Recordé en mi discursito a Rosas Moreno, el fabulista genial, el primero en preocuparse por el olvido que sufría sor Juana Inés de la Cruz (su obra de teatro sobre la monja novohispana, “décima musa”, abrió muchas puertas para el estudio de la obra de nuestra inmensa poeta barroca). Hablé, además, de don Mariano Azuela, el verdadero iniciador de la novela de la Revolución, el prosista maestro de la naturalidad que, en sus últimos años, escribió una novela llena de audacia experimental, La luciérnaga. Su memoria me llevó a los terrenos espirituales y cívicos del licenciado Primo de Verdad y Ramos; al fuerte del Sombrero, donde murió nuestro héroe insurgente Pedro Moreno, y a la inmensa sabiduría histórica y el valor literario de don Agustín Rivera y Sanromán, canónigo que perdió su canonjía por ser liberal, juarista y republicano (hace unos días releí su delicioso texto sobre un viaje a Roma. En él conviven la figura tremenda del Papa y el sencillo deleite de un helado de limón paladeado en una nevería cercana a la Piazza Navona).

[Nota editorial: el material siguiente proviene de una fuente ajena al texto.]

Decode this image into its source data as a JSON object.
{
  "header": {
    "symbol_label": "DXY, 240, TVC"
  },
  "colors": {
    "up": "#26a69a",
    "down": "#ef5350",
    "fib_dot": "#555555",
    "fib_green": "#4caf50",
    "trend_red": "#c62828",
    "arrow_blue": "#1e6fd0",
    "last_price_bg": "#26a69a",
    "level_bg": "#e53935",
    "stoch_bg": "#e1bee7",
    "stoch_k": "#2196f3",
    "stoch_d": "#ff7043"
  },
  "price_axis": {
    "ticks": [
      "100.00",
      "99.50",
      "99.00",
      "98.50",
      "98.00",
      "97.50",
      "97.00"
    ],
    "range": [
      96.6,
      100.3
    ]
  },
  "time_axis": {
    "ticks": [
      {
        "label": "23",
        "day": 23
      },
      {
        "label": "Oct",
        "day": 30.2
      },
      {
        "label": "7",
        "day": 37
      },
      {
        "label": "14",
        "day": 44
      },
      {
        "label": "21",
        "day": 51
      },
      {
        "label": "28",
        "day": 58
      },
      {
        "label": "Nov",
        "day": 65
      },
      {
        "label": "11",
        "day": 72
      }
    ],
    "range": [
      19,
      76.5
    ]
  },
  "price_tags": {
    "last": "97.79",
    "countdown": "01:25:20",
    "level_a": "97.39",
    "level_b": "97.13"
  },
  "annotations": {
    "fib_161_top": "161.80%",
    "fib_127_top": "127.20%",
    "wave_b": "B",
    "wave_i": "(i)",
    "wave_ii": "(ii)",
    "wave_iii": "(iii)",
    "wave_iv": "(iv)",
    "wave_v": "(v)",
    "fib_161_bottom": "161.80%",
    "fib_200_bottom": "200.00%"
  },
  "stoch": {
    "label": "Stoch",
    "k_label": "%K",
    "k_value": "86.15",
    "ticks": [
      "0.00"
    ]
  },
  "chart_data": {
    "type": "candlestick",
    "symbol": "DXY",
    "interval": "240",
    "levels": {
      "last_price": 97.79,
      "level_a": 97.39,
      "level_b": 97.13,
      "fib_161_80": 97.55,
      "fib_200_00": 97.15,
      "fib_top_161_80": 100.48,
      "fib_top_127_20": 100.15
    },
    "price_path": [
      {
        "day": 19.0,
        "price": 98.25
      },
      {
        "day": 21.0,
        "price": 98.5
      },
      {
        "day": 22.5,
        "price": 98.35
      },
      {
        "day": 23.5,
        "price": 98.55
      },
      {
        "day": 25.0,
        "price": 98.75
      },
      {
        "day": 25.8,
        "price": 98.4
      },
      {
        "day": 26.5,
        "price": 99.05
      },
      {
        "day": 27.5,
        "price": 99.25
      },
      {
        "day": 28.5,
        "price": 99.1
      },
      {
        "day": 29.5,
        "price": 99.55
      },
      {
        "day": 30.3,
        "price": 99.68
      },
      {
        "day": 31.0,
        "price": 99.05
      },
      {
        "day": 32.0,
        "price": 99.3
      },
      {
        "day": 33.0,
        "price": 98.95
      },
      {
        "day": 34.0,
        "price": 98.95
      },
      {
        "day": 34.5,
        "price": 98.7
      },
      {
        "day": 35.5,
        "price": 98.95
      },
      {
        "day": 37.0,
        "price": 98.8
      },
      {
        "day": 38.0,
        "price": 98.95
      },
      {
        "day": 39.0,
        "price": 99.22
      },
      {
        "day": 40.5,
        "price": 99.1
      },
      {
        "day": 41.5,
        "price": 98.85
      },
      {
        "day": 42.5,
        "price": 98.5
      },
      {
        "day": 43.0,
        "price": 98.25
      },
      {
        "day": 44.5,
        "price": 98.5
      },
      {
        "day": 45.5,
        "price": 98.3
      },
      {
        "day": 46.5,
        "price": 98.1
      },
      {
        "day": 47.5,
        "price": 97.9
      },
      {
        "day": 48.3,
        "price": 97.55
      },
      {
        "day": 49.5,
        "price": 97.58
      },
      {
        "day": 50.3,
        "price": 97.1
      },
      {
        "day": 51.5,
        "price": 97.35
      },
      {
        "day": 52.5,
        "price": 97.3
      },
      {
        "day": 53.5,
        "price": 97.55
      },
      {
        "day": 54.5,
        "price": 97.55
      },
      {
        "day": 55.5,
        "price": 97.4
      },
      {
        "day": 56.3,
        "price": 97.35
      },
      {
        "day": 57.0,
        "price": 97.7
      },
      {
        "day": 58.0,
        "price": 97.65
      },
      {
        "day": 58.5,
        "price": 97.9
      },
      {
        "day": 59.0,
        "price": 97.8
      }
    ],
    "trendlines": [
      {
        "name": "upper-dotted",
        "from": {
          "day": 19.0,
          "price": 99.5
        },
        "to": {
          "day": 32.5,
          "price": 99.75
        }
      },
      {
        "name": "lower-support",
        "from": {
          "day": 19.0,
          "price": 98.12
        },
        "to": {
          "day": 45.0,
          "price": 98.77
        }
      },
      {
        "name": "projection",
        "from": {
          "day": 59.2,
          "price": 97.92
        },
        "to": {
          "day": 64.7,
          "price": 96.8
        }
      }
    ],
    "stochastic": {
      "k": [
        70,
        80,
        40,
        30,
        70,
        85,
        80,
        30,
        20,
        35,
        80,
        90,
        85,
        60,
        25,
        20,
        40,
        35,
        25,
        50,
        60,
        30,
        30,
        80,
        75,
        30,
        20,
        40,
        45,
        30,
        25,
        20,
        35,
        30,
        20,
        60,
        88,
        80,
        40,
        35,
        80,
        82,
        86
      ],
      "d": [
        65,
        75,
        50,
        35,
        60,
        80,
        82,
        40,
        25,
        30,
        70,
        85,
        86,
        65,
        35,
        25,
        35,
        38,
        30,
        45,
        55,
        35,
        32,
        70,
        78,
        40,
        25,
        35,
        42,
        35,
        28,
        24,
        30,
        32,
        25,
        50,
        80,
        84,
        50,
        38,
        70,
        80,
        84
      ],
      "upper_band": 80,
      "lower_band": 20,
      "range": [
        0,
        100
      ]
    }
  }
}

Hablé además de un gran pintor laguense de genio original y de vida atormentada, Manuel González Serrano, y de un notable compositor que escribió un poema sinfónico dedicado a Lagos, de clara influencia francesa, Antonio Gómez Anda.
Pasé el día siguiente en la casa del jazminero y del naranjo, al lado de mi querido amigo Carlos Helguera (gran escultor, violista, pianista y hombre bueno si los hay). Comimos con mi tía Conchita Anaya y se nos vinieron encima, como tormenta de verano, los recuerdos. Lloramos un poco pero nos ganó la risa.